I have not played Mastermind, but your post made me think of the game Clue, which I just taught to a group of elementary school children last week. The game is based on making uninformed guesses, learning from those guesses, and then solving the “crime” by process of elimination. It was interesting to watch the children (ages 8-11, some from a special needs class) play the game.

7. GoodEnoughWoman Says:

My kids seem to have an easier time with Battleship than with Clue–perhaps because the tracking of “guesses” is more visual and concrete in Battleship?

8. Debbie M Says:

This is true with figuring out what you like.

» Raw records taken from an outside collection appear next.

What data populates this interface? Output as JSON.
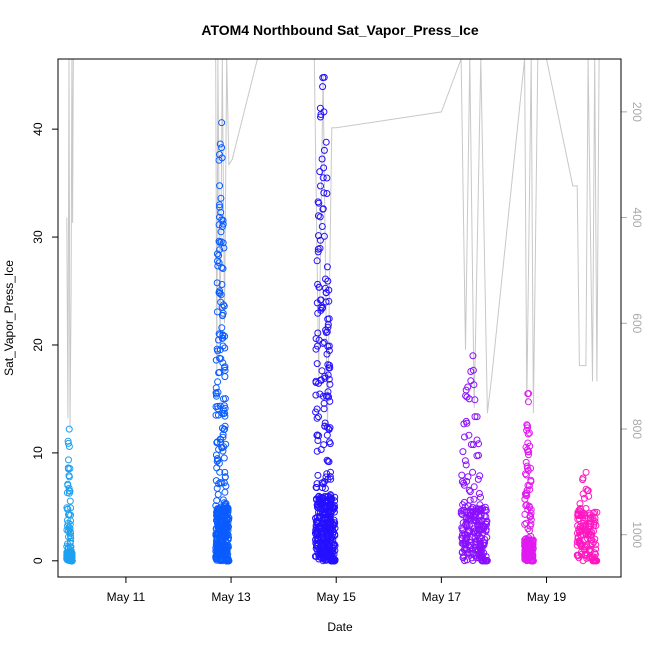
{
  "chart_data": {
    "type": "scatter",
    "title": "ATOM4 Northbound Sat_Vapor_Press_Ice",
    "xlabel": "Date",
    "ylabel": "Sat_Vapor_Press_Ice",
    "xlim": [
      "2018-05-09T17:00",
      "2018-05-20T10:00"
    ],
    "ylim": [
      -1.5,
      46.5
    ],
    "x_ticks": [
      {
        "label": "May 11",
        "value": "2018-05-11T00:00"
      },
      {
        "label": "May 13",
        "value": "2018-05-13T00:00"
      },
      {
        "label": "May 15",
        "value": "2018-05-15T00:00"
      },
      {
        "label": "May 17",
        "value": "2018-05-17T00:00"
      },
      {
        "label": "May 19",
        "value": "2018-05-19T00:00"
      }
    ],
    "y_ticks": [
      0,
      10,
      20,
      30,
      40
    ],
    "secondary_axis": {
      "position": "right",
      "reversed": true,
      "color": "#aaaaaa",
      "ticks": [
        200,
        400,
        600,
        800,
        1000
      ],
      "range": [
        100,
        1080
      ]
    },
    "grid": false,
    "legend": "none",
    "series": [
      {
        "color": "#1ea0f0",
        "start": "2018-05-09T21:00",
        "end": "2018-05-09T23:30",
        "max": 12.2,
        "base_max": 0.8
      },
      {
        "color": "#0b5cff",
        "start": "2018-05-12T17:00",
        "end": "2018-05-12T23:00",
        "max": 40.6,
        "base_max": 5
      },
      {
        "color": "#2510ff",
        "start": "2018-05-14T14:30",
        "end": "2018-05-14T23:30",
        "max": 44.8,
        "base_max": 6
      },
      {
        "color": "#8a10ff",
        "start": "2018-05-17T09:00",
        "end": "2018-05-17T21:00",
        "max": 19.0,
        "base_max": 5
      },
      {
        "color": "#e01af0",
        "start": "2018-05-18T14:00",
        "end": "2018-05-18T18:00",
        "max": 15.5,
        "base_max": 2
      },
      {
        "color": "#ff18c0",
        "start": "2018-05-19T14:00",
        "end": "2018-05-19T23:00",
        "max": 8.2,
        "base_max": 4.5
      }
    ],
    "pressure_line": {
      "color": "#c8c8c8",
      "points": [
        [
          "2018-05-09T21:00",
          400
        ],
        [
          "2018-05-09T21:30",
          780
        ],
        [
          "2018-05-09T22:00",
          100
        ],
        [
          "2018-05-09T22:30",
          800
        ],
        [
          "2018-05-09T23:00",
          540
        ],
        [
          "2018-05-09T23:20",
          100
        ],
        [
          "2018-05-09T23:40",
          410
        ],
        [
          "2018-05-10T00:00",
          100
        ],
        [
          "2018-05-12T17:00",
          100
        ],
        [
          "2018-05-12T17:30",
          700
        ],
        [
          "2018-05-12T18:00",
          100
        ],
        [
          "2018-05-12T19:00",
          650
        ],
        [
          "2018-05-12T20:00",
          100
        ],
        [
          "2018-05-12T21:00",
          600
        ],
        [
          "2018-05-12T22:00",
          100
        ],
        [
          "2018-05-12T23:00",
          300
        ],
        [
          "2018-05-13T00:30",
          290
        ],
        [
          "2018-05-13T12:00",
          100
        ],
        [
          "2018-05-14T14:00",
          100
        ],
        [
          "2018-05-14T16:00",
          700
        ],
        [
          "2018-05-14T18:00",
          130
        ],
        [
          "2018-05-14T20:00",
          800
        ],
        [
          "2018-05-14T22:00",
          230
        ],
        [
          "2018-05-15T00:00",
          230
        ],
        [
          "2018-05-17T00:00",
          200
        ],
        [
          "2018-05-17T09:00",
          100
        ],
        [
          "2018-05-17T11:00",
          650
        ],
        [
          "2018-05-17T13:00",
          100
        ],
        [
          "2018-05-17T15:00",
          760
        ],
        [
          "2018-05-17T18:00",
          100
        ],
        [
          "2018-05-17T21:00",
          770
        ],
        [
          "2018-05-17T23:00",
          700
        ],
        [
          "2018-05-18T14:00",
          100
        ],
        [
          "2018-05-18T15:00",
          750
        ],
        [
          "2018-05-18T17:00",
          100
        ],
        [
          "2018-05-18T18:00",
          770
        ],
        [
          "2018-05-18T20:00",
          100
        ],
        [
          "2018-05-19T00:00",
          100
        ],
        [
          "2018-05-19T12:00",
          340
        ],
        [
          "2018-05-19T14:00",
          340
        ],
        [
          "2018-05-19T15:00",
          680
        ],
        [
          "2018-05-19T18:00",
          680
        ],
        [
          "2018-05-19T19:00",
          100
        ],
        [
          "2018-05-19T21:00",
          710
        ],
        [
          "2018-05-19T22:00",
          100
        ],
        [
          "2018-05-19T23:00",
          710
        ],
        [
          "2018-05-20T00:00",
          100
        ]
      ]
    }
  }
}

Trying a bunch of stuff that you start off knowing nothing about is good. Sometimes you like things just because you have a crush on whoever introduced them to you; sometimes you find out new things about who you are.

9. femmefrugality Says:

Oh, I so absolutely agree. My life has been set based on so many different plans. The ability to adjust those plans based on circumstances or “failures” has become one of my strongest talents based out of necessity. And in the long run things really have worked out for the best.

10. omdg Says:

The best part about math is after you walk away from a really hard problem, totally pissed off and frustrated because you can’t figure it out, Then you go to bed, and wake up the next morning knowing how to get the answer. And you’re right.